[1] There is a white reflection from white ice, so that the sky above fields of ice has a light or whitish appearance; wherever there is open water it is blue or dark. In this way the Arctic navigator can judge by the appearance of the sky what is the state of the sea at a considerable distance.

[2] It is true that in his account of the voyage he expressly states that the continued very thick fog “prevented us from doing more than mapping out most vaguely the islands among and past which the Vega sought her way.”

[3] Later, when I had investigated the state of matters outside Nordenskiöld’s Taimur Island, it seemed to me that the same remark applied here with even better reason, as no sledge expedition could go round the coast of this island without seeing Almquist’s Islands, which lie so near, for instance, to Cape Lapteff, that they ought to be seen even in very thick weather. It would be less excusable to omit marking these islands, which are much larger, than to omit the small ones lying off the coast of the large island (or as I now consider it, group of large islands) we were at present skirting.

[4] In his account of his voyage Nordenskiöld writes as follows of the condition of this channel: “We were met by only small quantities of that sort of ice which has a layer of fresh-water ice on the top of the salt, and we noticed that it was all melting fjord or river ice.
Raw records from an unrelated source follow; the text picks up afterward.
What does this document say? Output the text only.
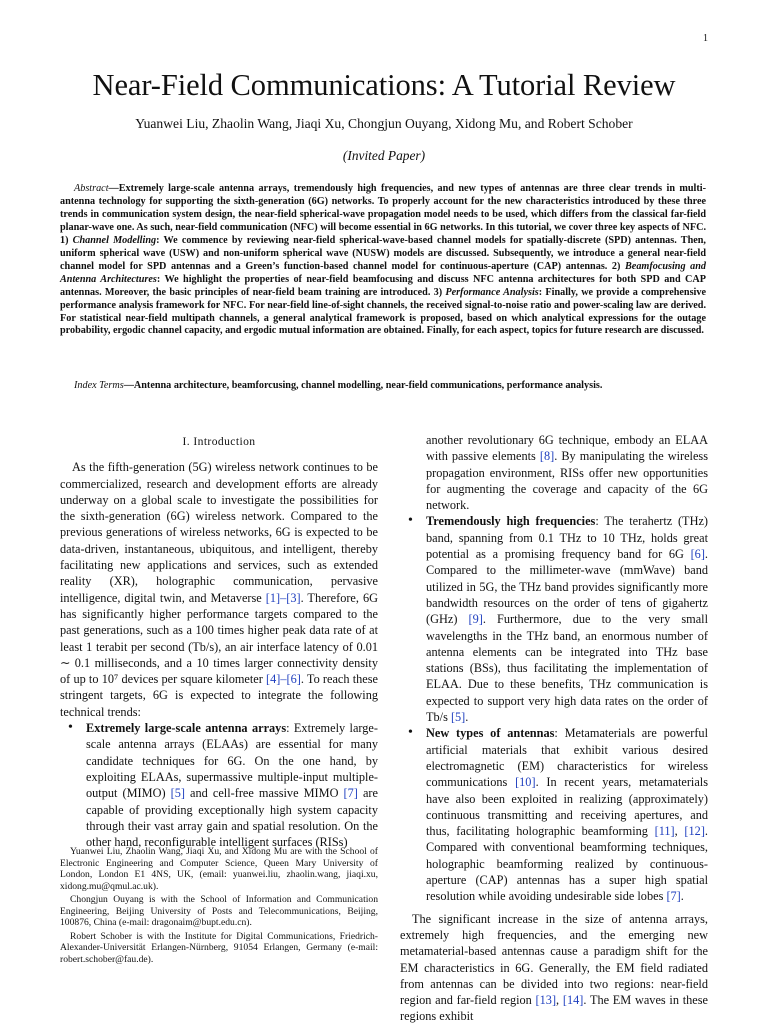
1
Near-Field Communications: A Tutorial Review
Yuanwei Liu, Zhaolin Wang, Jiaqi Xu, Chongjun Ouyang, Xidong Mu, and Robert Schober
(Invited Paper)

Abstract—Extremely large-scale antenna arrays, tremendously high frequencies, and new types of antennas are three clear trends in multi-antenna technology for supporting the sixth-generation (6G) networks. To properly account for the new characteristics introduced by these three trends in communication system design, the near-field spherical-wave propagation model needs to be used, which differs from the classical far-field planar-wave one. As such, near-field communication (NFC) will become essential in 6G networks. In this tutorial, we cover three key aspects of NFC. 1) Channel Modelling: We commence by reviewing near-field spherical-wave-based channel models for spatially-discrete (SPD) antennas. Then, uniform spherical wave (USW) and non-uniform spherical wave (NUSW) models are discussed. Subsequently, we introduce a general near-field channel model for SPD antennas and a Green’s function-based channel model for continuous-aperture (CAP) antennas. 2) Beamfocusing and Antenna Architectures: We highlight the properties of near-field beamfocusing and discuss NFC antenna architectures for both SPD and CAP antennas. Moreover, the basic principles of near-field beam training are introduced. 3) Performance Analysis: Finally, we provide a comprehensive performance analysis framework for NFC. For near-field line-of-sight channels, the received signal-to-noise ratio and power-scaling law are derived. For statistical near-field multipath channels, a general analytical framework is proposed, based on which analytical expressions for the outage probability, ergodic channel capacity, and ergodic mutual information are obtained. Finally, for each aspect, topics for future research are discussed.

Index Terms—Antenna architecture, beamforcusing, channel modelling, near-field communications, performance analysis.

I. Introduction

As the fifth-generation (5G) wireless network continues to be commercialized, research and development efforts are already underway on a global scale to investigate the possibilities for the sixth-generation (6G) wireless network. Compared to the previous generations of wireless networks, 6G is expected to be data-driven, instantaneous, ubiquitous, and intelligent, thereby facilitating new applications and services, such as extended reality (XR), holographic communication, pervasive intelligence, digital twin, and Metaverse [1]–[3]. Therefore, 6G has significantly higher performance targets compared to the past generations, such as a 100 times higher peak data rate of at least 1 terabit per second (Tb/s), an air interface latency of 0.01 ∼ 0.1 milliseconds, and a 10 times larger connectivity density of up to 10⁷ devices per square kilometer [4]–[6]. To reach these stringent targets, 6G is expected to integrate the following technical trends:

• Extremely large-scale antenna arrays: Extremely large-scale antenna arrays (ELAAs) are essential for many candidate techniques for 6G. On the one hand, by exploiting ELAAs, supermassive multiple-input multiple-output (MIMO) [5] and cell-free massive MIMO [7] are capable of providing exceptionally high system capacity through their vast array gain and spatial resolution. On the other hand, reconfigurable intelligent surfaces (RISs)

Yuanwei Liu, Zhaolin Wang, Jiaqi Xu, and Xidong Mu are with the School of Electronic Engineering and Computer Science, Queen Mary University of London, London E1 4NS, UK, (email: yuanwei.liu, zhaolin.wang, jiaqi.xu, xidong.mu@qmul.ac.uk).

Chongjun Ouyang is with the School of Information and Communication Engineering, Beijing University of Posts and Telecommunications, Beijing, 100876, China (e-mail: dragonaim@bupt.edu.cn).

Robert Schober is with the Institute for Digital Communications, Friedrich-Alexander-Universität Erlangen-Nürnberg, 91054 Erlangen, Germany (e-mail: robert.schober@fau.de).

another revolutionary 6G technique, embody an ELAA with passive elements [8]. By manipulating the wireless propagation environment, RISs offer new opportunities for augmenting the coverage and capacity of the 6G network.

• Tremendously high frequencies: The terahertz (THz) band, spanning from 0.1 THz to 10 THz, holds great potential as a promising frequency band for 6G [6]. Compared to the millimeter-wave (mmWave) band utilized in 5G, the THz band provides significantly more bandwidth resources on the order of tens of gigahertz (GHz) [9]. Furthermore, due to the very small wavelengths in the THz band, an enormous number of antenna elements can be integrated into THz base stations (BSs), thus facilitating the implementation of ELAA. Due to these benefits, THz communication is expected to support very high data rates on the order of Tb/s [5].

• New types of antennas: Metamaterials are powerful artificial materials that exhibit various desired electromagnetic (EM) characteristics for wireless communications [10]. In recent years, metamaterials have also been exploited in realizing (approximately) continuous transmitting and receiving apertures, and thus, facilitating holographic beamforming [11], [12]. Compared with conventional beamforming techniques, holographic beamforming realized by continuous-aperture (CAP) antennas has a super high spatial resolution while avoiding undesirable side lobes [7].

The significant increase in the size of antenna arrays, extremely high frequencies, and the emerging new metamaterial-based antennas cause a paradigm shift for the EM characteristics in 6G. Generally, the EM field radiated from antennas can be divided into two regions: near-field region and far-field region [13], [14]. The EM waves in these regions exhibit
I hardly think that we came all day on a single piece of ice big enough to have cut up a seal upon.”

Chapter VI

The Winter Night

It really looked as if we were now frozen in for good, and I did not expect to get the Fram out of the ice till we were on the other side of the Pole, nearing the Atlantic Ocean. Autumn was already well advanced; the sun stood lower in the heavens day by day, and the temperature sank steadily. The long night of winter was approaching—that dreaded night. There was nothing to be done except prepare ourselves for it, and by degrees we converted our ship, as well as we could, into comfortable winter quarters; while at the same time we took every precaution to assure her against the destructive influences of cold, drift-ice, and the other forces of nature to which it was prophesied that we must succumb. The rudder was hauled up, so that it might not be destroyed by the pressure of the ice. We had intended to do the same with the screw; but as it, with its iron case, would certainly help to strengthen the stern, and especially the rudder-stock, we let it remain in its place. We had a good deal of work with the engine, too; each separate part was taken out, oiled, and laid away for the winter; slide-valves, pistons, shafts, were examined and thoroughly cleaned. All this was done with the very greatest care. Amundsen looked after that engine as if it had been his own child; late and early he was down tending it lovingly; and we used to tease him about it, to see the defiant look come into his eyes and hear him say: “It’s all very well for you to talk, but there’s not such another engine in the world, and it would be a sin and a shame not to take good care of it.” Assuredly he left nothing undone. I don’t suppose a day passed, winter or summer, all these three years, that he did not go down and caress it, and do something or other for it.

We cleared up in the hold to make room for a joiner’s workshop down there; our mechanical workshop we had in the engine-room. The smithy was at first on deck, and afterwards on the ice; tinsmith’s work was done chiefly in the chart-room; shoemaker’s and sailmaker’s, and various odd sorts of work, in the saloon. And all these occupations were carried on with interest and activity during the rest of the expedition. There was nothing, from the most delicate instruments down to wooden shoes and axe-handles, that could not be made on board the Fram. When we were found to be short of sounding-line, a grand rope-walk was constructed on the ice. It proved to be a very profitable undertaking, and was well patronized.